Dieci anni fa Beppe Grillo lanciò il V-Day. Per festeggiare il decennale Grillo si è messo d’accordo con Renzi e Berlusconi per votare a settembre con una legge che contraddice perfettamente quella raccolta di firme e quella legge di iniziativa popolare, una legge che voleva abolire forsennatamente le liste bloccate, con tanto di «vaffanculo» a tutti quanti. Una legge che costituì il vero atto fondativo, politicamente parlando, del suo movimento, che i partiti di allora fecero malissimo a non prendere in considerazione (lo dissi anche allora, passando per «amico dei grillini», un’etichetta per la quale fui attaccato duramente, da entrambi i fronti, ora capisco anche perché). Era l’8 settembre, sono passati dieci anni esatti.
Allora salutai il V-Day così, collegandolo al referendum per la modifica della legge elettorale, un tentativo generoso per richiamare il sistema politico all’urgenza di contrastare la sfiducia crescente (e già cresciuta) verso le istituzioni.

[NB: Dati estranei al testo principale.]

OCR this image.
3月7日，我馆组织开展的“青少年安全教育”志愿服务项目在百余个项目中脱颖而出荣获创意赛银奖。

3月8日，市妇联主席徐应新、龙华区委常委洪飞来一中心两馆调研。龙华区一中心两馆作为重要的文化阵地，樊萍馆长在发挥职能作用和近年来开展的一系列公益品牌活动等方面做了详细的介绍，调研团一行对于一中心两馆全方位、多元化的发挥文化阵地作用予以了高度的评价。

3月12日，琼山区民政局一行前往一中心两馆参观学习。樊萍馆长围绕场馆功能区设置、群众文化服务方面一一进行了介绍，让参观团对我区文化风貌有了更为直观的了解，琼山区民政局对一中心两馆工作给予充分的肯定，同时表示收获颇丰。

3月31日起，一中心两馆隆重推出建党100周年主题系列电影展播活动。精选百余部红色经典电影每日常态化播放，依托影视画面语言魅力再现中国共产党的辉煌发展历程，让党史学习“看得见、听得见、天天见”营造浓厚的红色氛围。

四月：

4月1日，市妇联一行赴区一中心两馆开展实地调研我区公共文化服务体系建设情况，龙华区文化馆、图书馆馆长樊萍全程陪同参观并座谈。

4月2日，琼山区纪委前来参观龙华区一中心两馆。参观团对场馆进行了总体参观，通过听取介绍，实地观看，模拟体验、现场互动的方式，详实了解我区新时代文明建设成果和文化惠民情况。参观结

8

Era il periodo in cui mi battevo anche per le primarie dei parlamentari. Che poi si tennero, nel fu-centrosinistra, tra Natale e Capodanno, alla fine del 2013, ma senza la riforma della legge elettorale. Erano primarie aperte, ma condizionate dallo scarso preavviso e dalla certezza (di cui ero fortemente consapevole) che fossero comunque un ripiego, rispetto alla possibilità di offrire una scelta vera e complessiva ai cittadini.
Ora i 5 stelle spiegano che loro le fanno, le primarie. Tra gli iscritti, però. Se poi non dovesse andare bene il risultato, si può sempre fare come a Genova, che il risultato si mette a posto dopo, annullando il voto stesso.
Peraltro dicono di avere votato il tedesco e di avere ricevuto un mandato: solo che questo non è il tedesco, e non nel senso di Magritte, non c’entra proprio un accidenti. È un misto di tante cose diverse, che i 5 stelle hanno via via avversato.
A me pare un’enormità. E non solo per il merito della questione. E nemmeno per il fatto che i fustigatori dell’ordine costituito alla fine si siano allineati perfettamente a una legge elettorale in cui le liste bloccate sono addirittura due, i collegi sono finti, la decisione sarà in mano a pochi, pochissimi.
Sempre pronti a segnalare contraddizioni e ambiguità, si sono dimostrati in tutto uguali («sono tutti uguali!») a chi hanno sempre contestato.
Il punto però è un altro ancora: per cinque anni hanno tenuto una posizione tetragona, irriducibile, prendendo – a ragione, in molti casi – le distanze dal sistema delle larghe intese. Solo che sul più bello (e decisivo) hanno deciso di assecondare lo schema politico che dicono di voler avversare. Dando il via libera a un’operazione che è solo una rivisitazione del Porcellum, di cui è una versione del tipo insaccato. E un partito o un movimento si valuta quando è decisivo, quando può incidere, quando può davvero contribuire a cambiare, soprattutto quando si discutono questioni decisive. Se questa è l’impostazione, possiamo immaginare come governeranno.